Blossom Damania is a virologist and oncologist at the University of North Carolina at Chapel Hill. She is known for her work on oncogenic viruses that cause human cancer.
Damania has been serving as vice dean for research at the UNC Chapel Hill School of Medicine since 2016 and is Chief Scientific Officer at UNC Health, the affiliated healthcare system.

==Life and education==
Damania received a Bachelor of Arts degree from Mount Holyoke College, MA in biochemistry. She graduated summa cum laude from Mount Holyoke College. She also received a Doctor of Philosophy degree at the University of Pennsylvania in Cell and Molecular Biology in 1998 followed by a postdoctoral fellowship at Harvard Medical School.

==Work==
Damania was a postdoctoral fellow at Harvard Medical School, MA from 1998 to 2000 where she worked on herpesvirus biology. She received a postdoctoral fellowship from the Cancer Research Institute for this work.

In 2000, Damania started working as an assistant professor at the University of North Carolina at Chapel Hill in the School of Medicine. Damania is a member of the Department of Microbiology & Immunology, Department of Pharmacology, and the Genetics Curriculum at the University of North Carolina at Chapel Hill. The Damania laboratory is part of the Lineberger Comprehensive Cancer Center at the University of North Carolina at Chapel Hill.

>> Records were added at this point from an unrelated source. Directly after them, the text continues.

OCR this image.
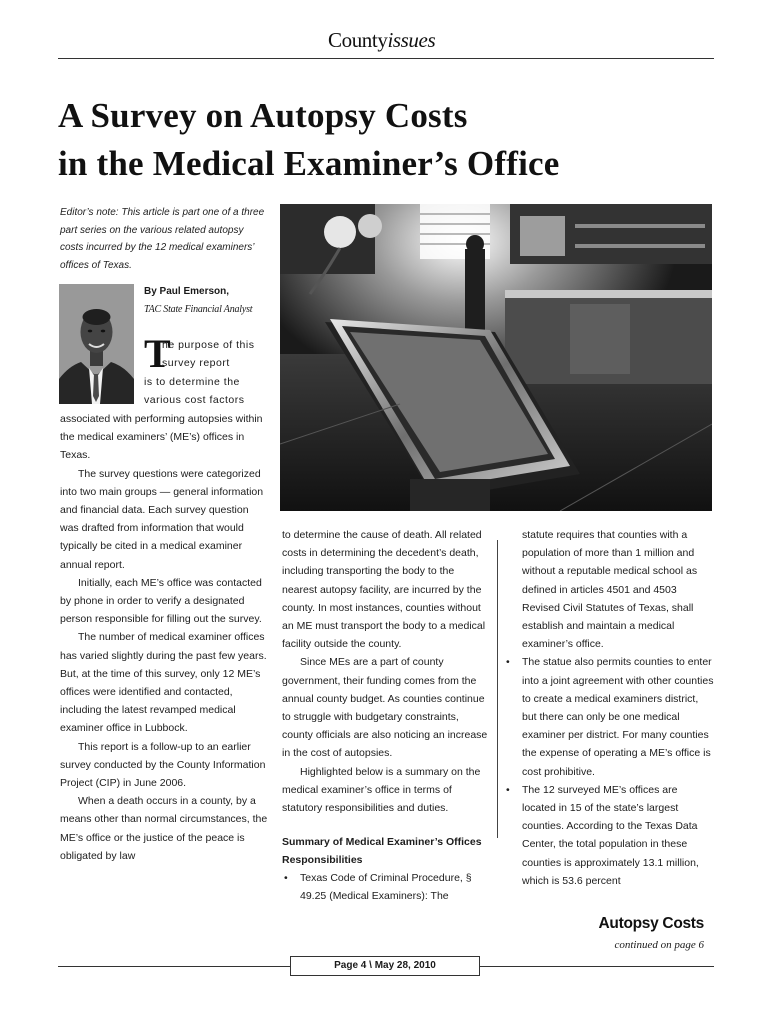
Countyissues
A Survey on Autopsy Costs
in the Medical Examiner’s Office
Editor’s note: This article is part one of a three part series on the various related autopsy costs incurred by the 12 medical examiners’ offices of Texas.
By Paul Emerson,
TAC State Financial Analyst
T
he purpose of this
survey report
is to determine the
various cost factors

associated with performing autopsies within the medical examiners’ (ME’s) offices in Texas.

The survey questions were categorized into two main groups — general information and financial data. Each survey question was drafted from information that would typically be cited in a medical examiner annual report.

Initially, each ME’s office was contacted by phone in order to verify a designated person responsible for filling out the survey.

The number of medical examiner offices has varied slightly during the past few years. But, at the time of this survey, only 12 ME’s offices were identified and contacted, including the latest revamped medical examiner office in Lubbock.

This report is a follow-up to an earlier survey conducted by the County Information Project (CIP) in June 2006.

When a death occurs in a county, by a means other than normal circumstances, the ME’s office or the justice of the peace is obligated by law

to determine the cause of death. All related costs in determining the decedent’s death, including transporting the body to the nearest autopsy facility, are incurred by the county. In most instances, counties without an ME must transport the body to a medical facility outside the county.

Since MEs are a part of county government, their funding comes from the annual county budget. As counties continue to struggle with budgetary constraints, county officials are also noticing an increase in the cost of autopsies.

Highlighted below is a summary on the medical examiner’s office in terms of statutory responsibilities and duties.

Summary of Medical Examiner’s Offices Responsibilities
• Texas Code of Criminal Procedure, § 49.25 (Medical Examiners): The

statute requires that counties with a population of more than 1 million and without a reputable medical school as defined in articles 4501 and 4503 Revised Civil Statutes of Texas, shall establish and maintain a medical examiner’s office.

• The statue also permits counties to enter into a joint agreement with other counties to create a medical examiners district, but there can only be one medical examiner per district. For many counties the expense of operating a ME’s office is cost prohibitive.
• The 12 surveyed ME’s offices are located in 15 of the state’s largest counties. According to the Texas Data Center, the total population in these counties is approximately 13.1 million, which is 53.6 percent
Autopsy Costs
continued on page 6
Page 4 \ May 28, 2010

Damania was promoted to associate professor of microbiology and immunology in 2006 and full professor in 2011. She is currently the Cary C. Boshamer Distinguished Professor at the University of North Carolina at Chapel Hill. She is the co-leader of the virology program and co-director of the program in global oncology in the Lineberger Comprehensive Cancer Center. She served as assistant dean for research in the School of Medicine and is currently vice dean for research in the School of Medicine at the University of North Carolina at Chapel Hill.

The Damania lab works at the intersection of viruses, cancer biology, and immunity. Damania has published over one hundred publications related to these scientific areas. Expertscape lists Damania as one of the topmost experts in the world on Kaposi sarcoma.

Damania has been the recipient of numerous awards as listed below:

V Foundation for Cancer Research Scholar Award,

American Association for Cancer Research (AACR) Gertrude B. Elion Research Scholar,

American Herpes Foundation Research Scholar Award,

Mary Lyon Alumnae Award, Mount Holyoke College,

Leukemia & Lymphoma Society Scholar,

Jefferson-Pilot Award in Faculty Medicine,

American Heart Association Established Investigator Award,

Burroughs Wellcome Investigator in Infectious Disease,

Ruth and Phillip Hettleman Prize for Artistic and Scholarly Achievement,

Dolph O. Adams Award from the Society for Leukocyte Biology.

Damania is a Kavli Fellow of the National Academy of Sciences, USA, a Fellow of the American Academy of Microbiology, USA, and a Fellow of the American Association for the Advancement of Science (AAAS). In 2020, Damania was elected as Fellow of the American Academy of Arts and Sciences.